Ci eravamo lasciati con la richiesta di aiuto a Benny Binion e un Johnny Moss al verde. I due si erano conosciuti per la prima volta a Dallas, dove entrambi consegnavano i giornali porta a porta, per un destino che li avrebbe portati dalle parti opposte della medesima barricata.
Se Moss diventò infatti un giocatore professionista, Benny intravide gli indubbi benefici di una frase che ciascun gambler non dovrebbe mai dimenticare: il banco vince sempre.
In questo Articolo:
Il poker come uno spettacolo
Ma torniamo a Johnny Moss, che prima del 1951 non era mai stato a Las Vegas. Ci sbarcò nel gennaio di quell’anno, dopo quattro giorni di poker consecutivi. Ma non c’era tempo per prendersi una pausa, perché al tavolo lo aspettava un certo Nick Dandalos, meglio conosciuto come ‘The Greek’.
La battaglia, organizzata ovviamente da Benny Binion, sarebbe durata addirittura fino a maggio. Il dealer veniva cambiato ogni venti minuti, per mantenere un ritmo di gioco serratissimo. I giocatori si immergevano così profondamente nella partita, da andare avanti spesso anche per giorni senza prendersi una pausa. Quando si fermavano, Moss prediligeva fare un pisolino, ma Dandalos no: per lui fare pausa significava semplicemente spostarsi al tavolo del craps.
Quel volpone di Binion aveva riservato al tavolo di Johnny e Nick un posto speciale nel suo casinò, l’Horseshoe. Chiunque avesse $10.000 poteva, volendo, sedersi allo stesso tavolo dei due: qualche riccone ci provò, ma non durava mai più di un giorno o due.
Dopo praticamente cinque mesi di battaglia, Nick Dandalos si arrese. Si dice che Moss abbia vinto 2 o 3 milioni di dollari e che anche Benny ne incassò praticamente altrettanti, grazie alla presenza di quei due “cartelloni pubblicitari viventi”.
Tutti i campioni riuniti
Diciotto anni dopo, nel 1969, Benny Binion e Johnny Moss accettarono l’invito di Tom Moore, che aveva organizzato una mossa di marketing per attirare i principali high roller dell’epoca, una kermesse chiamata Texas Gamblers Reunion.
Risposero presente giocatori del calibro di Amarillo Slim, Doyle Brunson, Jack Straus, Brian ‘Sailor’ Roberts della scuola texana di poker, ma anche Walter ‘Puggy’ Person (Tennessee), Jimmy Casella (New York), Jimmy ‘The Greek’ Snyder (Ohio) e Rudolph ‘Minnesota Fats’ Wanderone.

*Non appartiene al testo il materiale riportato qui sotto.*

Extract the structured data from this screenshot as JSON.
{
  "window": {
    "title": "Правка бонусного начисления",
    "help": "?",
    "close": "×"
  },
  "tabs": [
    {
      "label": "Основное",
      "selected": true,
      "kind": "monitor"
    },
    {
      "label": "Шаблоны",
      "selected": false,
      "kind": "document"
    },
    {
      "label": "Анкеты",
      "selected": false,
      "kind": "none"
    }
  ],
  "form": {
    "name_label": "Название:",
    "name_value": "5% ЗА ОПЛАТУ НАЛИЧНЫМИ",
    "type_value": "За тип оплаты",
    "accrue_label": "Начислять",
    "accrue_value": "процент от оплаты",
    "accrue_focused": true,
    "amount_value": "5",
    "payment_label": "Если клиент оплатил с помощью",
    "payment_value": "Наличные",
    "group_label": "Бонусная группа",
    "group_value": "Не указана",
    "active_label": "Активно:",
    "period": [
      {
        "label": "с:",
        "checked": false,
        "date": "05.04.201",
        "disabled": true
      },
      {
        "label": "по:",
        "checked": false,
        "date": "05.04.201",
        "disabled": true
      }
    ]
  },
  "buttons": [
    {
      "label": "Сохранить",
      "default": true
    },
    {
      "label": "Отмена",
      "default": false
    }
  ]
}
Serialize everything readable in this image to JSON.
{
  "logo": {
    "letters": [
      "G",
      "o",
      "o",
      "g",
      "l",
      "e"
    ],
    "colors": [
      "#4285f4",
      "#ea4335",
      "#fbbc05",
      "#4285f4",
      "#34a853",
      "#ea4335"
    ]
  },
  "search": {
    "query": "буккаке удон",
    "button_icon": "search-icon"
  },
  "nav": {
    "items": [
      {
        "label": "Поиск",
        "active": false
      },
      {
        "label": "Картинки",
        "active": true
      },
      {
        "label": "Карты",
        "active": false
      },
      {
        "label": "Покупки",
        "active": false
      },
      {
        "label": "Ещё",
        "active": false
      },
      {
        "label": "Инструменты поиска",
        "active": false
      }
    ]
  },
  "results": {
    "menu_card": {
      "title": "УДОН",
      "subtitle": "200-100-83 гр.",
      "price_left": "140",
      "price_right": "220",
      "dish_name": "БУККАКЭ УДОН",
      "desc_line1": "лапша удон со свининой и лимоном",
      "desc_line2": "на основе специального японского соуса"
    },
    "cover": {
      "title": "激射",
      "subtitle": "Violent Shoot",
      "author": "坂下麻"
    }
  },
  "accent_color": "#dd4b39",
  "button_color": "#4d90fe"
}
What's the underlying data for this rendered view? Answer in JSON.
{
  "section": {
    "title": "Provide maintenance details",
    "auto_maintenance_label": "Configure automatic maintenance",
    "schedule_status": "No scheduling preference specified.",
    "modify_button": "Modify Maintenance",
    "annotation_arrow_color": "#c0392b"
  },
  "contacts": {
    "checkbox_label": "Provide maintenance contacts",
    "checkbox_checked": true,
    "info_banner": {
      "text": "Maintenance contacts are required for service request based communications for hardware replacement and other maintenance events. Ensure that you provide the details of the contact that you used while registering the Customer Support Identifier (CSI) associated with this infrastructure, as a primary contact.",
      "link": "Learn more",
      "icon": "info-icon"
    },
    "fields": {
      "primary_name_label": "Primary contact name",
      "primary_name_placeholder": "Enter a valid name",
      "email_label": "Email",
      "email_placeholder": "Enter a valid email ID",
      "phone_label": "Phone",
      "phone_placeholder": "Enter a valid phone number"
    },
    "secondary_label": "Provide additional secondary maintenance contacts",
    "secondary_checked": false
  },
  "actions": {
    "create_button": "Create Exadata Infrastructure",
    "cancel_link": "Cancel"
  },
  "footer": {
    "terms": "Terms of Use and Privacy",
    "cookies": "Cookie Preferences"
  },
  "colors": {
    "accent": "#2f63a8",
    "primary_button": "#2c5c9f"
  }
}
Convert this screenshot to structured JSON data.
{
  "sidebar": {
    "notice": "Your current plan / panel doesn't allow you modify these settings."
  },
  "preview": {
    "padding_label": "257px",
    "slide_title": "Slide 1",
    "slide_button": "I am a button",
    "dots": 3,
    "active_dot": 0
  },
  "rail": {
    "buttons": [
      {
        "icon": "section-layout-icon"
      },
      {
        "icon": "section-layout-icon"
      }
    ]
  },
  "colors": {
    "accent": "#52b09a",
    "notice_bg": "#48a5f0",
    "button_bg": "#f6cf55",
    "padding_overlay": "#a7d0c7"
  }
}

Johnny Moss, il King of Cards
Il gotha del poker americano si ritrovò per giocare per un’intera settimana all’Holiday Hotel di Reno: per diminuire l’edge degli specialisti, il gioco veniva cambiato spesso:
- Five-card stud e draw
- Seven-card stud
- Seven-card stud hi-lo split
- Ace-to-five e deuce-to-seven lowball
- Texas hold’em
Al termine della settimana, i pokeristi votarono quello che secondo loro era stato il miglior giocatore, e la scelta ricadde proprio su Johnny Moss. Si portò a casa una coppa d’argento e il titolo di King of Cards, il Re delle Carte.
Quella reunion diede a Benny Binion l’idea di creare una manifestazione che esordì nel 1970, sotto il nome – iconico – di World Series of Poker.
Campione del mondo, campione del mondo, campione del mondo!
Nel 1970, Johnny Moss aveva ormai 63 anni. Correva voce che negli anni Cinquanta avesse vinto oltre 10 milioni di dollari giocando a poker a Las Vegas, per perderne una buona parte ai tavoli del craps.
Nel suo buen retiro di Odessa, Moss veniva accudito dalle amorevoli cure della moglie Virgie. Ma un senso di noia e inquietudine, per lui che era abituato a girare con una pistola nelle bettole del Texas, non gli permettevano di godersi la “pensione”.
Quando l’invito di Benny Binion a partecipare alle prime WSOP arrivò ad Odessa, Virgie non riuscì a trattenere il marito: Johnny Moss era tornato.
Come sappiamo, Moss vinse non solo il primo, ma anche il secondo Main Event WSOP della storia, facendo il tris nel 1974 e scrivendo per sempre il suo nome nella leggenda delle carte.